Now that she has the keys to the kingdom, it’s up to her to carve out her own legacy as a coach apart from Bluder. What that looks like remains to be seen.

“I haven’t had time to sit down and look at your short-term goals and your long-term goals, which I will, and I don’t always share those publicly, just like sometimes we don’t always share what the team does because you can put it out there and when you come up short you get hammered,” Jensen said at her introductory press conference. “Sometimes that is within house. But I think when you’re chasing greatness, you want to be a champion.

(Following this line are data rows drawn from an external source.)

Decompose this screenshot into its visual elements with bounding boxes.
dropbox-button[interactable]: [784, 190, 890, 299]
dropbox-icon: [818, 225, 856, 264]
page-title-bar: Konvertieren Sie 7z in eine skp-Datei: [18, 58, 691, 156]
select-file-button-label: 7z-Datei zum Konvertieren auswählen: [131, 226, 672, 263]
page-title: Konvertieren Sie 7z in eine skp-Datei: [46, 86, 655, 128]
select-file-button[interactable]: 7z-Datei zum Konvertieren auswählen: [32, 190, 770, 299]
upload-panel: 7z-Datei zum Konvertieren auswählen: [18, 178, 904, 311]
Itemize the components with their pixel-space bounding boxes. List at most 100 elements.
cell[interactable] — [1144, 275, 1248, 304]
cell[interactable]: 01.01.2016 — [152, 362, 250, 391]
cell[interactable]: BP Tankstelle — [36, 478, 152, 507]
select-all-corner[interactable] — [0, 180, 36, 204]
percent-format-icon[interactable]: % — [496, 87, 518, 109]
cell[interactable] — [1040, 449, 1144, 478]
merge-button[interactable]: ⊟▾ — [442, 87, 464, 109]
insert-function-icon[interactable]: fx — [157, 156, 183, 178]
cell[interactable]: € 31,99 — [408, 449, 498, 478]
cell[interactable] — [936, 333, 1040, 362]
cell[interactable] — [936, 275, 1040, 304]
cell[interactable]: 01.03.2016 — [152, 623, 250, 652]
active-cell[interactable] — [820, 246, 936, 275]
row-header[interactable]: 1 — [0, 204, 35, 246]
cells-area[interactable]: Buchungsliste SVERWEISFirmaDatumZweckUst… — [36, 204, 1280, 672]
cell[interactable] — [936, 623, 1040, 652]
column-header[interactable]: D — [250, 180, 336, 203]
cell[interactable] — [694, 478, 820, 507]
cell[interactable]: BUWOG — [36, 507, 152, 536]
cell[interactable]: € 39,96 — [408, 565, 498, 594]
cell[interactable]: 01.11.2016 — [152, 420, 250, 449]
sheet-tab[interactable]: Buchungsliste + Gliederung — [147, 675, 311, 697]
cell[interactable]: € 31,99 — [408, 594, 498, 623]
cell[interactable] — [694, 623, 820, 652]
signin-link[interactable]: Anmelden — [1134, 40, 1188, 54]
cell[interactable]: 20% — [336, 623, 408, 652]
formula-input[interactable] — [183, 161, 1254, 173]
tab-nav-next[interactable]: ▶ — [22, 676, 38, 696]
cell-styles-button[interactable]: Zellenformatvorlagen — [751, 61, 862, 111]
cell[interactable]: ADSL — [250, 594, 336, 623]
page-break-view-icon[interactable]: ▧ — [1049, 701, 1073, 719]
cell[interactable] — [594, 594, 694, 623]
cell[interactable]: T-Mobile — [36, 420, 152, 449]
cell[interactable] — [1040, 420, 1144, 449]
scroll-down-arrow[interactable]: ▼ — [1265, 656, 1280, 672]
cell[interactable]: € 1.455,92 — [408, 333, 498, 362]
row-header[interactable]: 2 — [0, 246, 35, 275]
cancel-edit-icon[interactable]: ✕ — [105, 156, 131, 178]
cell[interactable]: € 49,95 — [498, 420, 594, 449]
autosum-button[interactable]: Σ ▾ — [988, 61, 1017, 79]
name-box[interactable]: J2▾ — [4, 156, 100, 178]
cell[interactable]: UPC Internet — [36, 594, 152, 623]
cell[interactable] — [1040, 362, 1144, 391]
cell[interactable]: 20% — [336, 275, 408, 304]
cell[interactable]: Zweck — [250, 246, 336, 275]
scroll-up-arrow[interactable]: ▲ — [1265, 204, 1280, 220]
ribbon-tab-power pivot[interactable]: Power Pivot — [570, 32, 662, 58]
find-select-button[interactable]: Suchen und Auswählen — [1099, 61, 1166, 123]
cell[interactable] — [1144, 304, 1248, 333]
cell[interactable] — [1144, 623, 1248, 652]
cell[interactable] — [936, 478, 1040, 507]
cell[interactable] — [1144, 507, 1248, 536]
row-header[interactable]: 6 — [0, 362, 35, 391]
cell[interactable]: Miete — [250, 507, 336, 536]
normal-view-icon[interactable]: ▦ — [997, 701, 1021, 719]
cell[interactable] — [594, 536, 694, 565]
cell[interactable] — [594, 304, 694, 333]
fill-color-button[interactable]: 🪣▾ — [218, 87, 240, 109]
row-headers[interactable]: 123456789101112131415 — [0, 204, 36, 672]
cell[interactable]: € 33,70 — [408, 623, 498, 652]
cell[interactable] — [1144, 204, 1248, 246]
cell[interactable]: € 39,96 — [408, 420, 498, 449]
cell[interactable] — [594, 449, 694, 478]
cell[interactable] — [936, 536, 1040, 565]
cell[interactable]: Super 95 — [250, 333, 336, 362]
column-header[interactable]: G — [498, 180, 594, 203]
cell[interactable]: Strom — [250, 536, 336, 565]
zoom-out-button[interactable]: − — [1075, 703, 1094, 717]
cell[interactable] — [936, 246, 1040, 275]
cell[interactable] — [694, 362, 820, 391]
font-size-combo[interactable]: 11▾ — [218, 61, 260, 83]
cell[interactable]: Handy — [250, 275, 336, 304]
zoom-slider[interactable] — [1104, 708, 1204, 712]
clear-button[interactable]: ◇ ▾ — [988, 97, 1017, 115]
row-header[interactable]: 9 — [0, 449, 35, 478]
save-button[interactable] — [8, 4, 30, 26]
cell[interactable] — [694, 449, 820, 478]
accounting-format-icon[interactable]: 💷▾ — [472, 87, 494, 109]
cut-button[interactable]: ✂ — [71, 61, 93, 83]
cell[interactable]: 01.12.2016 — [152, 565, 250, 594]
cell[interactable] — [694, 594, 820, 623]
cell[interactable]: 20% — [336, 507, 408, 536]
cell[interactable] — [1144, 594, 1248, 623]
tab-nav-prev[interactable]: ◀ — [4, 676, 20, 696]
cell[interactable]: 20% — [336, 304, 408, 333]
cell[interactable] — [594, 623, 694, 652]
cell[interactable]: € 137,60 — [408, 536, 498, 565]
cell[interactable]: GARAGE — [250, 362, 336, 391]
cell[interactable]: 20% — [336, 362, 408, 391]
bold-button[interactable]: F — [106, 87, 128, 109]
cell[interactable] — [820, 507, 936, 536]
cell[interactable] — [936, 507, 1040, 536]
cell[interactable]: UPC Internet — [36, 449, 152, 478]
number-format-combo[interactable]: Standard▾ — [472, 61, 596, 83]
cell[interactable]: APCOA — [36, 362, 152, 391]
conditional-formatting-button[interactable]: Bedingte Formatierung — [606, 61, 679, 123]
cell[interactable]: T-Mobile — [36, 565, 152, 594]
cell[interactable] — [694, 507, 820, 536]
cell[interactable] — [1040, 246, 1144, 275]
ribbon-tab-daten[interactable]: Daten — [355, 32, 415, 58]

“I mean, I don’t think there’s been one season, I don’t care how much we’ve rebuilt, where we’ve gone in there and said, let’s just try to finish fifth this year. I’m not wired like that.”

Jensen wants to be the champion of the Big Ten Conference on a yearly basis. And she wouldn’t have taken the job if she didn’t believe in her abilities as a coach. She didn’t want to start the so-called coach speak this early into her tenure — but she thinks Iowa has some big-time players expected to be on the roster next season.

“I want to chase greatness,” she continued. “My expectations of the players are going to — they’ve been to back-to-back-to-back conference tournament championships. They’ve been to back-to-back national championship games. I’d like to think they’re coming in with a mentality, little chip on their shoulder, because most everybody else is going to say, hey, you lost all that.

“I’d say I’m not shying away to be great.”